To keep a pilot light lit is a guarantee that it will eventually be utilized to start a fire. When it isn’t lit, the university is simply wasting gas. Although it takes a small amount of natural gas to keep a pilot lit, the expenditures add up. In a world with diminishing oil and gas supplies, it isn’t wise at all to just use it all up with the mindset that it will be there forever. This specific mindset is exemplified by those who run the building, but by no means is it confined to Brandeis staff.
Brandeis students also share their part in a waste problem that grows ever so rampant around campus. Walk anywhere and you’ll find easily recyclable dated newspapers and periodicals just lying around. In the dining halls students take huge portions of food that many don’t end up eating. In the larger expanse of dining areas you’ll find napkin dispensers and students taking more than generous amounts of the dispensed product. At Sherman dining hall, salt and pepper are constantly replaced, most of the time when the shakers are barely used. It wouldn’t be a stretch to say the contents at the bottoms of the shakers haven’t been exposed to the outside environment since the shakers were last emptied and refilled. Frighteningly, the issue doesn’t end here.
To be fair, there are student-run initiatives run alongside university-run initiatives that try to get students to stop wasting. In many restrooms, there are dual-flush toilets that use less water when they are flushed upwards. I have no statistics on how many people flush upwards or how much water Brandeis uses per year, but you can’t expect everybody to be conscious of trivial toilet nuances. I sometimes walk into my dorm’s bathroom to find toilet paper sprawled across the floor, tons of unused paper towels neatly stacked in the garbage and shower heads that have been dripping for God knows how long. It’s comical that so many blatantly ignore the advice on the towel dispensers that say, “remember that these come from trees!”
With the issue of waste as widespread as it is, encompassing both students and non-student members of the community, both education on refuse management and actions to rectify the situation need to be enacted. Students must be better advised, perhaps at their orientations, about the negatives of wasting. The university should strive to keep better oversight of their resources.
The university should, in order to conserve resources, upgrade to electric utilities. Instead of manual paper towel dispensers, electric ones make it harder for people to waste them. Universal automatic sink heads make it so that people can’t leave the sinks on anywhere. Shower handles that make it so accidental dripping cannot happen should be instituted in dorms. In this way, if we can cut our rampant use of resources, there can be money saved in buying more goods less frequently. I don’t mean to generalize all students, to be perfectly clear. A few friends of mine have actually been organizing to collect and recycle old newspapers and periodicals scattered around campus that nobody is interesting in reading. There are definitely those that are actively trying to alleviate the situation, but there aren’t enough devoted to the cause.

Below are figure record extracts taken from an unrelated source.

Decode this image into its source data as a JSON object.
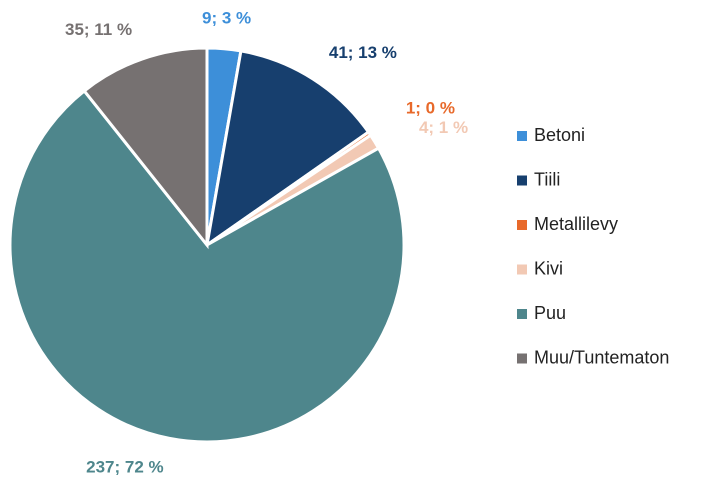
{
  "chart_data": {
    "type": "pie",
    "categories": [
      "Betoni",
      "Tiili",
      "Metallilevy",
      "Kivi",
      "Puu",
      "Muu/Tuntematon"
    ],
    "values": [
      9,
      41,
      1,
      4,
      237,
      35
    ],
    "value_labels": [
      "9; 3 %",
      "41; 13 %",
      "1; 0 %",
      "4; 1 %",
      "237; 72 %",
      "35; 11 %"
    ],
    "colors": [
      "#3d8fd9",
      "#173f6e",
      "#e8692a",
      "#f2c9b4",
      "#4e868c",
      "#767171"
    ],
    "legend": "right"
  }
}
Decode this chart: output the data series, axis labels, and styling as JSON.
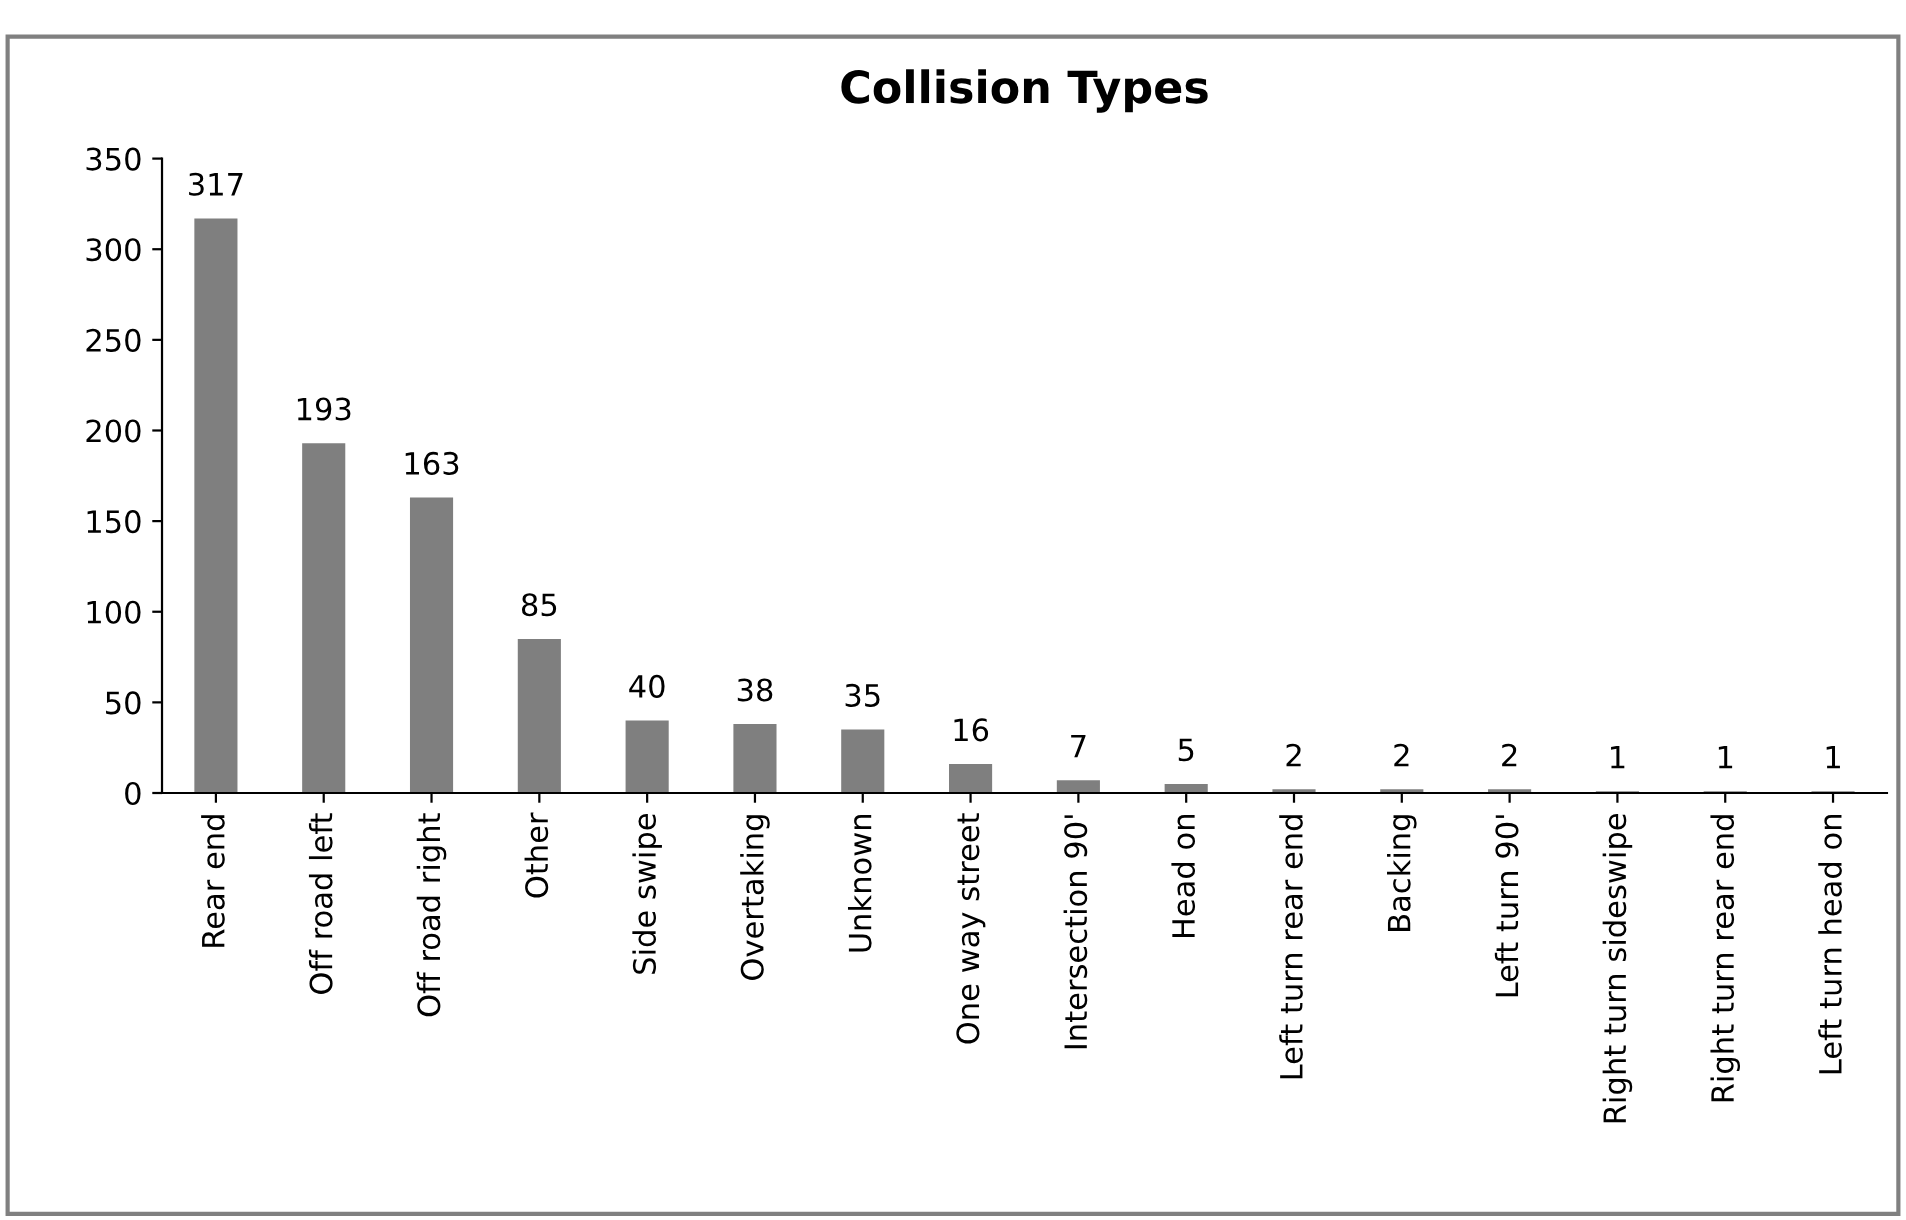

Back to the fireplaces, Brandeis should just decide whether it wants the Mandel Atrium’s fireplace to be functional. For students that enjoy studying in the atrium, the working gas fireplace would be a nice addition to the room—perhaps even conducive to the studying experience. It’d be great because hey, it gets pretty cold in the winter. Or, they could decide they want to quit wasting gas and just have it be a small hole in the wall next to the television. No matter what they choose, the current situation of saying, “hey, we may light that thing one day, but we’ll just take our sweet time,” isn’t going to fly.